Some operators are reporting an earlier than usual start to the season, although the season proper will most likely not kick off in full until after Easter and will again depend greatly on weather patterns in the southern states compared to Queensland.

Issues relating to land tax, fuel and Local Government roadside stays continue to be of concern to those in the industry and for good reason.

Last season saw fuel prices have a differing effect on Park operators depending on their location. Operators in the far north and west of the State bore the brunt of the fuel price hike, as was to be expected (an ordinary winter weather wise also did not help). However, those in the southern parts of the state reported that tourists stayed longer at their Parks than they otherwise would, as they curtailed their distances travelled.

There may still be a lingering effect this season surrounding fuel prices as recent reports suggest fuel prices are yet to stabilise. In saying that, it is expected that destinations such as Cooktown and Karumba, with improved roads, will no doubt be a drawcard this season despite their distance and costs associated in getting there.

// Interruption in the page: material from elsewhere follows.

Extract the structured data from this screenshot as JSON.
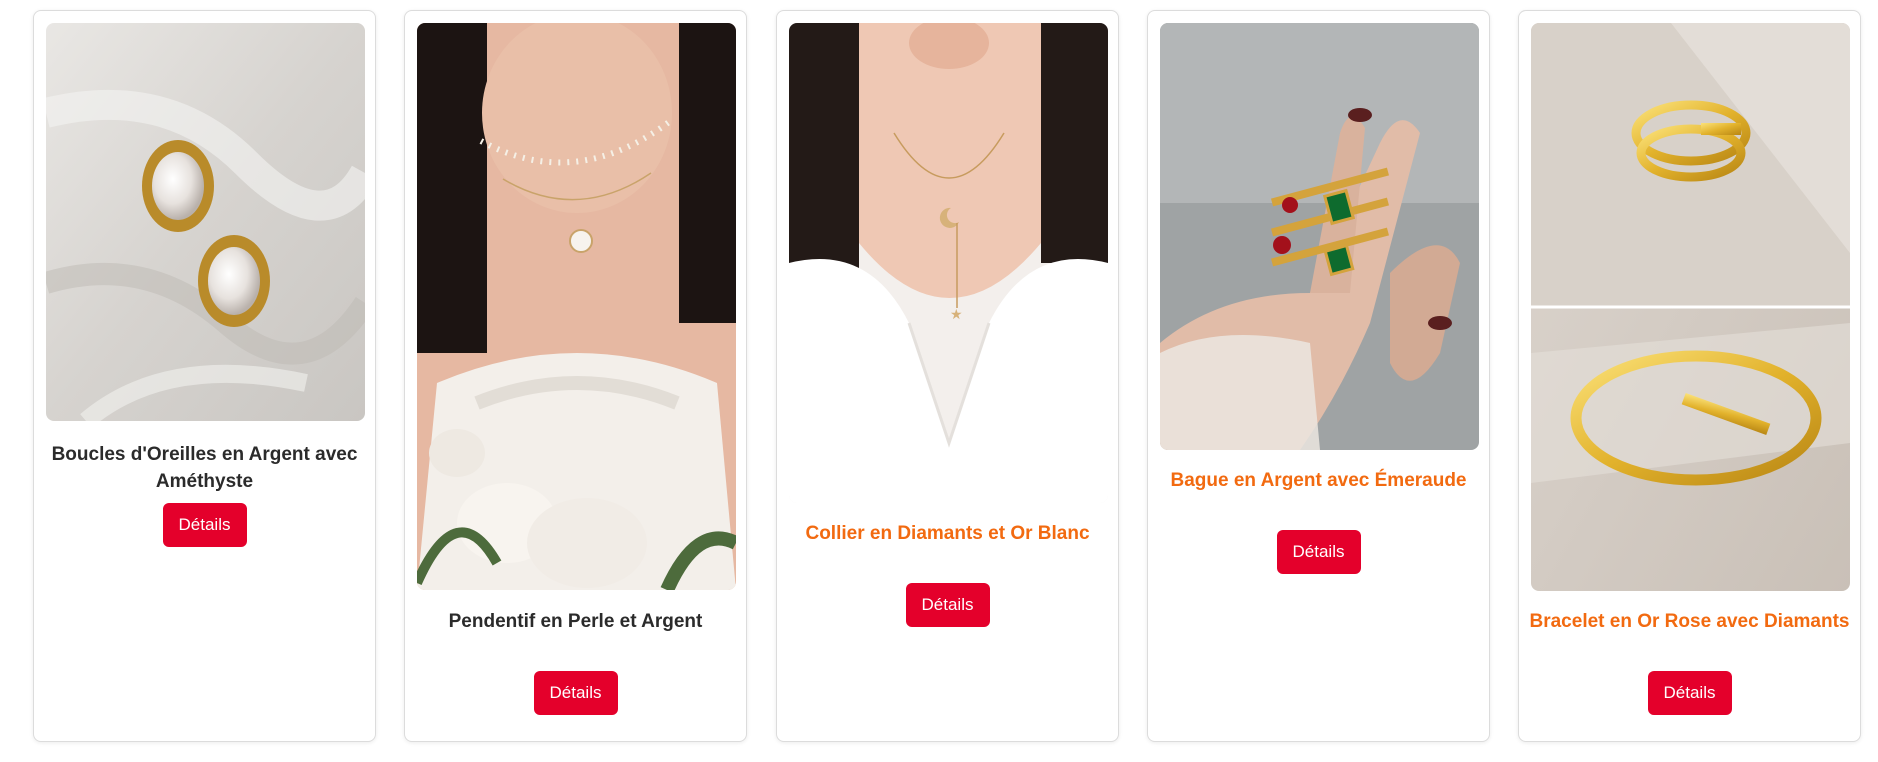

Land Tax is still a concern for many operators. As we mentioned in our last newsletter, the State Government was willing to waive land tax on Parks with 50% or more permanent residents whilst tourist Parks would continue to pay full land tax. The Queensland Caravan Parks Association continues to push for the abolition of Land Tax on all Caravan Parks in Queensland, as has been done in Victoria and South Australia. The fact remains however, that as at midnight on 30 June 2006 all non-exempt Park owners will be issued with Land Tax notices based on the unimproved value of their subject property. As most of you are aware, the majority of unimproved property valuations compiled recently by The Department of Natural Resources and Mines (NR&M) increased substantially and as such, this will be reflected in the amount of land tax payable.

With respect to the NR&M’s valuations, it has been a concern of some Park operators that the increase in unimproved land values will also mean an increase in local council rates. A NR&M valuation does not necessarily mean that a Parks rates will increase as this is only one component taken into consideration by local councils when determining what services are to be provided and the revenue required to do so. Many of you would agree that council rates are high enough as it is, so much so that in some areas Caravan Park operators have already joined forces to lobby local councils to reduce obscenely high rates, when compared to the rest of the state.

Local Government roadside stays and Council Showgrounds remain an issue to operators. It is pleasing however, to hear that in some areas, councils will not allow a tourist to stay at a Local Council Showground unless that tourist can show that they have exhausted their options with existing Caravan Park operators in the area.

Some Local Governments still maintain that their funded roadside stays are more necessary than ever as Coastal Parks close for development. However, in reality, the majority of Parks closing for redevelopment are predominantly permanent Parks and as such, the impact is not as great as one would expect.

There has been much debate recently on this topic and it’s acknowledged that there are less tourist sites now than what there was five years ago, however, alternate answers to roadside stays and Council Showgrounds could be:

For Authorities to reduce costs to allow further development within existing Parks;
For Authorities to reduce costs to allow development of Greenfield sites;
Offer Council owned land to Caravan Park developers on a long-term lease basis.

The above options are unfortunately, in a lot of cases, easier said than done. State and Federal bodies continue to place tougher regulations on existing operators, inhibiting their ability to expand. Unrealistic and costly requirements have also been placed on those looking to develop Greenfield sites.

Despite all of this, there is still a high level of enquiries from southerners looking for a lifestyle change. With the 05/06 financial year almost over it is a good time for people contemplating selling to have their financial figures up to date and available for prospective purchasers. Yields have continued to come down further again this year, and this has again, pushed up prices.